Verwaltungsgemeinschaft Haslach und Umland
Bürgermeister schlagen Alarm
- An allen Ecken und Enden fehlt das Geld.
- Foto: Symbolbild Großheim
- hochgeladen von Anne-Marie Glaser
Ortenau (st) In Sachen Finanzen ist bei den Kommunen das Ende der Fahnenstange erreicht, so eine Pressemitteilung der Verwaltungsgemeinschaft Haslach und Umland. Auch deshalb hätten Landkreistag, Städtetag sowie Städte- und Gemeindebund zu einem gemeinsamen Aktionstag am Montag, 22. Juni, aufgerufen. Die Verwaltungsgemeinschaft zeige sich mit den Gemeinden Fischerbach, Hofstetten, Mühlenbach, Steinach sowie der Stadt Haslach geschlossen solidarisch. „Es ist wichtig, dass wir gegenüber der Bürgerschaft aufzeigen, dass es so seitens Land und Bund für uns Kommunen nicht weitergehen kann“, so Armin Hansmann. „Jeder Privathaushalt kann nur ausgeben, was er einnimmt. Wir erbringen mehr als ein Viertel der staatlichen Leistungen, erhalten aber nur ein Siebtel der Einnahmen. Gleichzeitig laufen uns die Kosten davon, auch aufgrund permanenter Leistungsversprechen von Bund und Land. Das ist eine Politik zu Lasten Dritter und das ist nicht mehr tragbar. Wir sind nicht der ständige Ausfallbürge der Nation, der jetzt mit einer noch höheren Kreisumlage, zum Beispiel für das GKV-Stabilisierungsgesetz, grade stehen soll“, ergänzt Martin Aßmuth als Vertreter im Kreistag.

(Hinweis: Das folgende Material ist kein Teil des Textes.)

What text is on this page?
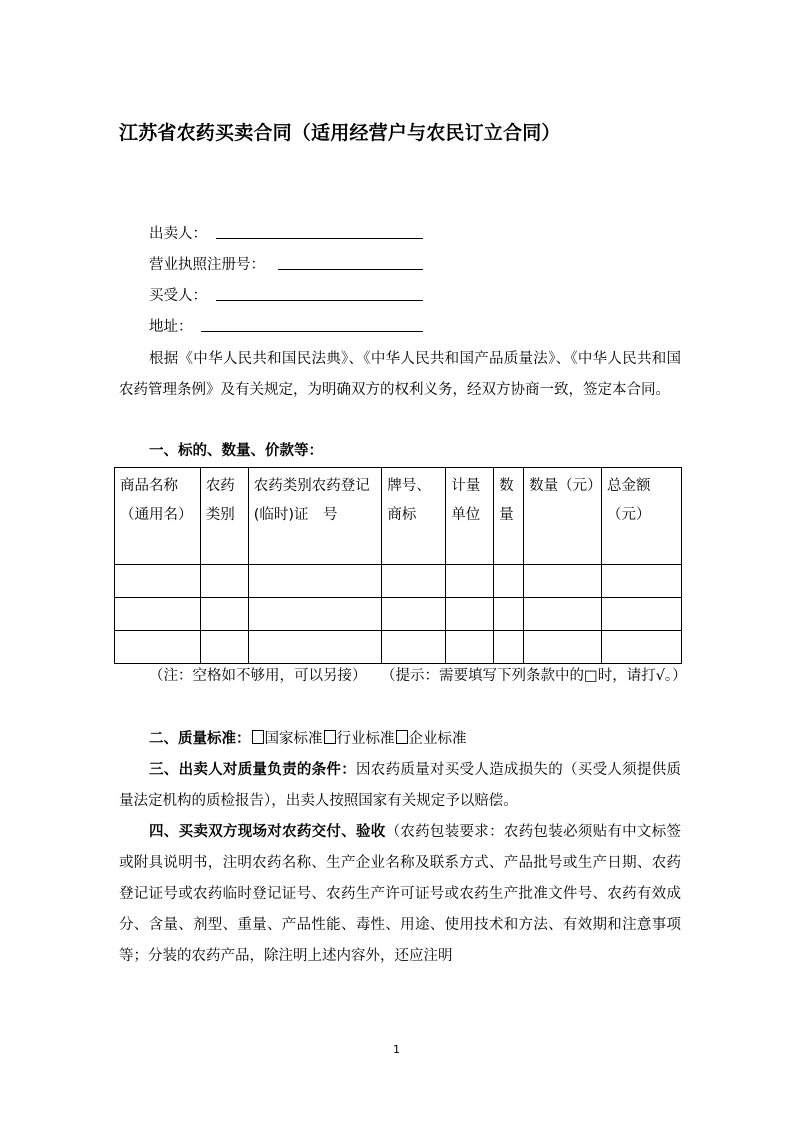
江苏省农药买卖合同（适用经营户与农民订立合同）
出卖人：
营业执照注册号：
买受人：
地址：
根据《中华人民共和国民法典》、《中华人民共和国产品质量法》、《中华人民共和国农药管理条例》及有关规定，为明确双方的权利义务，经双方协商一致，签定本合同。
一、标的、数量、价款等：
商品名称（通用名）	农药类别	农药类别农药登记(临时)证　号	牌号、商标	计量单位	数量	数量（元）	总金额（元）

（注：空格如不够用，可以另接）　　（提示：需要填写下列条款中的□时，请打√。）
二、质量标准： 国家标准 行业标准 企业标准
三、出卖人对质量负责的条件：因农药质量对买受人造成损失的（买受人须提供质量法定机构的质检报告），出卖人按照国家有关规定予以赔偿。
四、买卖双方现场对农药交付、验收（农药包装要求：农药包装必须贴有中文标签或附具说明书，注明农药名称、生产企业名称及联系方式、产品批号或生产日期、农药登记证号或农药临时登记证号、农药生产许可证号或农药生产批准文件号、农药有效成分、含量、剂型、重量、产品性能、毒性、用途、使用技术和方法、有效期和注意事项等；分装的农药产品，除注明上述内容外，还应注明
1
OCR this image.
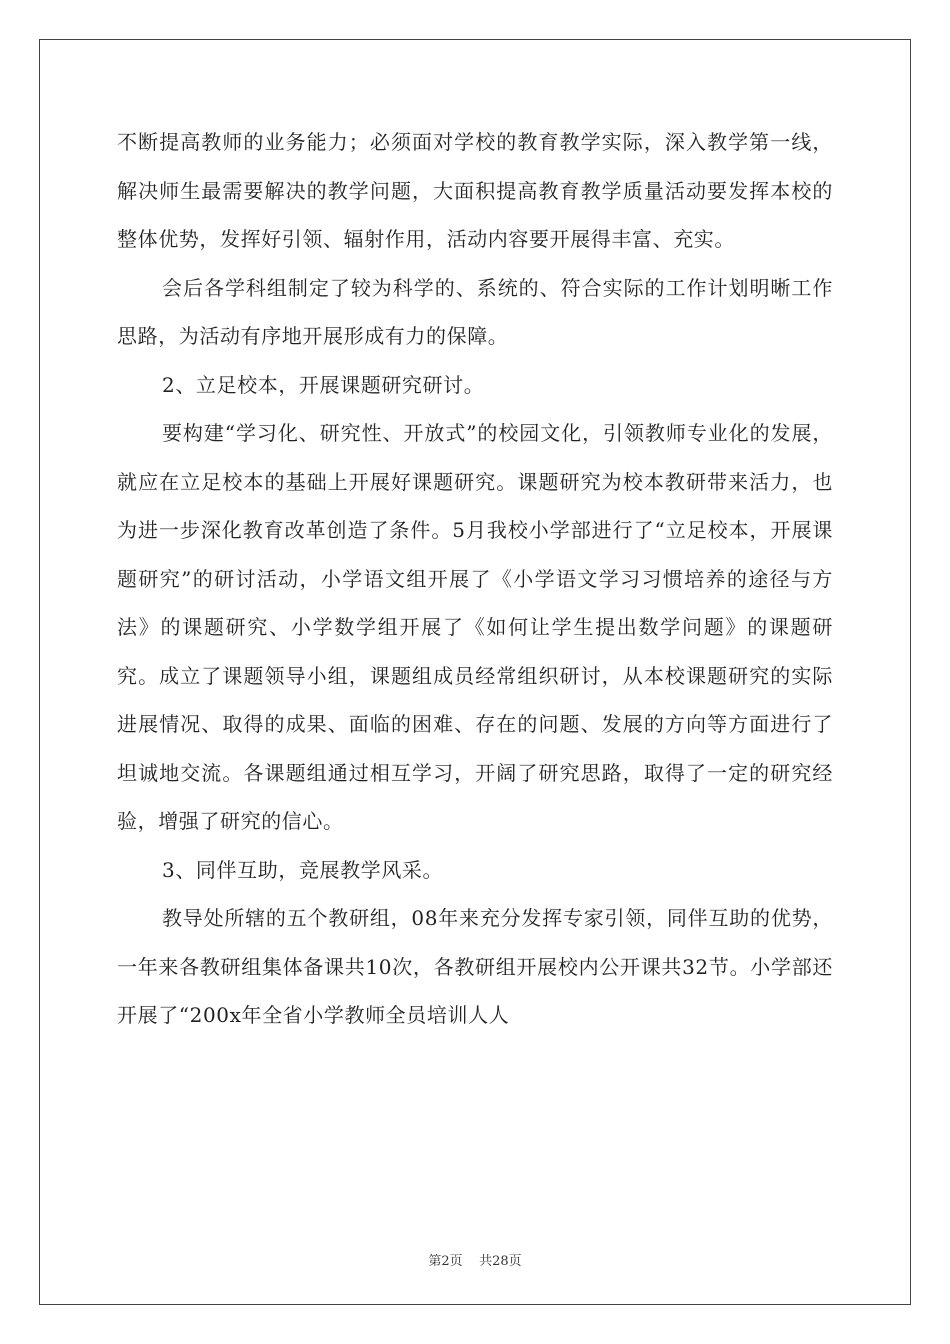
不断提高教师的业务能力；必须面对学校的教育教学实际，深入教学第一线，解决师生最需要解决的教学问题，大面积提高教育教学质量活动要发挥本校的整体优势，发挥好引领、辐射作用，活动内容要开展得丰富、充实。

会后各学科组制定了较为科学的、系统的、符合实际的工作计划明晰工作思路，为活动有序地开展形成有力的保障。

2、立足校本，开展课题研究研讨。

要构建“学习化、研究性、开放式”的校园文化，引领教师专业化的发展，就应在立足校本的基础上开展好课题研究。课题研究为校本教研带来活力，也为进一步深化教育改革创造了条件。5月我校小学部进行了“立足校本，开展课题研究”的研讨活动，小学语文组开展了《小学语文学习习惯培养的途径与方法》的课题研究、小学数学组开展了《如何让学生提出数学问题》的课题研究。成立了课题领导小组，课题组成员经常组织研讨，从本校课题研究的实际进展情况、取得的成果、面临的困难、存在的问题、发展的方向等方面进行了坦诚地交流。各课题组通过相互学习，开阔了研究思路，取得了一定的研究经验，增强了研究的信心。

3、同伴互助，竞展教学风采。

教导处所辖的五个教研组，08年来充分发挥专家引领，同伴互助的优势， 一年来各教研组集体备课共10次，各教研组开展校内公开课共32节。小学部还开展了“200x年全省小学教师全员培训人人

第2页 共28页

Schwierige Finanzsituation
„Es geht ausdrücklich nicht darum, den Bürgern unserer Raumschaft Angst zu machen. Gleichzeitig gebietet es Transparenz und Ehrlichkeit öffentlich zu machen, dass wir auch deshalb vor Einschnitten stehen, weil wir nicht auskömmlich finanziert werden und dies an Rahmenbedingungen liegt, die wir nicht zu vertreten haben. Wer bestellt, der muss bezahlen“, meint Bürgermeisterin Helga Wössner. „Die Rechnungen landen dafür trotzdem häufig zu oft bei uns. Wir diskutieren gerade, wie wir dem Rechtsanspruch auf Ganztagsbetreuung in der Grundschule interkommunal gerecht werden können und klar ist heute schon, dass wieder ein Teil zu Lasten unserer Haushalte gehen wird“, so Thomas Schneider aus Fischerbach.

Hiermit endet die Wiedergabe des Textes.